Why is this happening?
I've thought about this quite a lot recently.
I've blamed my IT background and the fact that I've had to deal with inter office politics, absurd dead lines, working late producing a work of art that no one reads (aka documentation). Perhaps that has made me cynical and once you are there's no going back? But surely it's pessimistic to think that once you've engaged in the black humours, there's no going back?

I've also thought it was because a few of my friends (and myself) have had unfortunate events occur to them. All (typical, it seems) relationship woes- All ending in heartbreak and tragedy.
It doesn't make me optimistic hearing stories of break up, cheating partners, general relationship uncertainties, unrequited love..

Then I've thought it might be the fact that I've got no idea what I want to be when I've grown up. Unlike all other degrees, graduating from medicine means not very much. It gives you the licence to work in a hospital as a junior. To be a specialist, whether it's GP, Psychiatry, Cardiology, Surgery, anaesthetics.. it all required at least 4 to 7 years of extra training including exams.
And I constantly think, the sooner I know what I want to do, the sooner I can start on this training and the sooner I can work my way to being someone.
But no, I have no ideas about what I want and hence in a bit of a limbo which may be contributing to my pessimism especially when most people around me know what they want to be.

And then I've thought that I'm just perverse and enjoy black humour in the first place, and find quite a lot of humour in the misfortunes- intentional or otherwise- of others. (And in hospital, lets face it, there's a lot of ammo for my sarcastic remarks, from various objects 'accidentally' placed in orifices they shouldn't be in, to drunken stupidity causing gross wastage of resources.)

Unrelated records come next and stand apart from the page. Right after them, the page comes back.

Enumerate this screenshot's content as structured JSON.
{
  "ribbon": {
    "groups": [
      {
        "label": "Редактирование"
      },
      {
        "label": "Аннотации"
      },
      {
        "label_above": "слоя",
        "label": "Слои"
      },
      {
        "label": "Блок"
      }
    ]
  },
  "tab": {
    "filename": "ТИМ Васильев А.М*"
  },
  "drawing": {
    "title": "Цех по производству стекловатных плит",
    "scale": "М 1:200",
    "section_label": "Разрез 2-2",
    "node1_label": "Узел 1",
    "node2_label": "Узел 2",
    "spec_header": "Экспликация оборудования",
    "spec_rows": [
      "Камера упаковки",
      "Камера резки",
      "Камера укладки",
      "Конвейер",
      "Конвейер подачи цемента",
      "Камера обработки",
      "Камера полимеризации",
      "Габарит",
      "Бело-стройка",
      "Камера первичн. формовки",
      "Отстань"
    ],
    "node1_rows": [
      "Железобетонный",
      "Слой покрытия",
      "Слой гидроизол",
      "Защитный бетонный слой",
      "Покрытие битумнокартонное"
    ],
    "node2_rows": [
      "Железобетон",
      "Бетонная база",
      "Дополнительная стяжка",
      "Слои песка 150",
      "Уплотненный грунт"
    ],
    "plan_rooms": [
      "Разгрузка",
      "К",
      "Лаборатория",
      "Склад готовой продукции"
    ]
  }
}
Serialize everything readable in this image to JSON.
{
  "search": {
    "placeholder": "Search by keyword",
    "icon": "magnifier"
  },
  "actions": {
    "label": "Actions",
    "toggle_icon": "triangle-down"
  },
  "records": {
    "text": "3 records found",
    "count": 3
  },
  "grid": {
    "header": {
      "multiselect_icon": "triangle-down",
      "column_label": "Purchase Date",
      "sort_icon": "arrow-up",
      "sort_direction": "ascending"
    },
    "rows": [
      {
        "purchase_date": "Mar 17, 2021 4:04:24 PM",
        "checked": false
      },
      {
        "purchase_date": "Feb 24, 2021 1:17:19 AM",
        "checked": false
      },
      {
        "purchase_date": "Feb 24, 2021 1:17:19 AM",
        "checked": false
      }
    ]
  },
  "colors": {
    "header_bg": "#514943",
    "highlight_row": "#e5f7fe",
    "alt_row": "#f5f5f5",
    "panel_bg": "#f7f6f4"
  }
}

I've recently finished reading The Count of Monte Cristo, and at the end of his intricate planning, and vengeance against those who did him wrong, the Count learns a lesson himself. That there is such a thing as a second chance; That there is reason to be optimistic and hopeful. People can pull you out of blind alleys if you let them. If only you just looked at the whole picture instead of the blinkered path you're used to seeing.

It's a hard manoeuvre, broadening your depth of perspective, but I don't want to be one of those angry, jaded doctors around work that eventually becomes an angry, jaded person full stop. So I guess despite my pessimism, I am a little(!) hopeful for the future.